Another approach is to use or build a software program that performs the notification function. Conceptually, the program receives an alert that names a device, server, or application, which is looked up in a table and mapped to a set of people and notification methods. Such a table might look like Figure 19.8. This excerpt from a larger notification table indicates that when a failure is detected with server ldap-hq.example.com , one of two actions is to be taken, depending on the time of day. Between 8 A.M. and 5 P.M. (0800 “1700), a page is sent to the telephone number 1-800-555-1234 using PIN (pager identification number) 9511, and e-mail is sent to bjensen@example.com . Between 5 P.M. and 8 A.M. , a different pager is signaled, and e-mail is sent to oncall-directory@example.com . A similar procedure is in effect for the LDAP server ldap-cleveland.example.com . (Our sample Perl scripts at the end of the chapter include a simple, table-driven notification package.)
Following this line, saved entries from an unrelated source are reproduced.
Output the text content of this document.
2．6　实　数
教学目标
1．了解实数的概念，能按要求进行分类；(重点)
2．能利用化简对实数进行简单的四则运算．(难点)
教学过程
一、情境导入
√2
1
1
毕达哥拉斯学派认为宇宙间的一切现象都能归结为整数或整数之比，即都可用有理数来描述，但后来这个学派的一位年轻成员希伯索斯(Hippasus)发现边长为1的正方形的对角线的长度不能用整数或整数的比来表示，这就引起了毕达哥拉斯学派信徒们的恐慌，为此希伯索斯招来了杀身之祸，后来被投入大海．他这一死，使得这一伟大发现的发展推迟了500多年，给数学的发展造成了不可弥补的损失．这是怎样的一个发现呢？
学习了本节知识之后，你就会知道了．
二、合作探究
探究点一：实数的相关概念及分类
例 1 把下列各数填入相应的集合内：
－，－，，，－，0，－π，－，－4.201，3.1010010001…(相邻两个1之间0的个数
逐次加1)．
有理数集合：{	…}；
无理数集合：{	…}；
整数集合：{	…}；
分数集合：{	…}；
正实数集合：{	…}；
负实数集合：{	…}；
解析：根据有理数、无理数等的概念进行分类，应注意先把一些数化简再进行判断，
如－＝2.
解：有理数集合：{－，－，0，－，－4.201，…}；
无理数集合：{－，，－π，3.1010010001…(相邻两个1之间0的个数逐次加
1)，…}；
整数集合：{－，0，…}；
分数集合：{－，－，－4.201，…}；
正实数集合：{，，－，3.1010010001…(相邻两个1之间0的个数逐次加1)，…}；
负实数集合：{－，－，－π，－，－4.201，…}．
Figure 19.8. A Portion of a Notification Table

Testing Your Notification System

In the same way that the Emergency Broadcast System in the United States is periodically tested to ensure its functionality, you should test your notification system from time to time. There are several approaches you might use.

The notification system itself might periodically issue a special alert that causes a special test notification to be sent. Any notification generated, such as pages or e-mail messages, should be obviously marked as a test. For example, a test of the e-mail notification method might be worded like this:

 Testing automatic notification system. No action is required on your part.

In addition, it may be prudent to test the notification tables by injecting all possible alerts into the system and checking that the correct notifications are made. Of course, you need to schedule such a test well in advance and inform all the people who will receive notification during this process. You also need to take special precautions to watch for actual failures that occur during the test.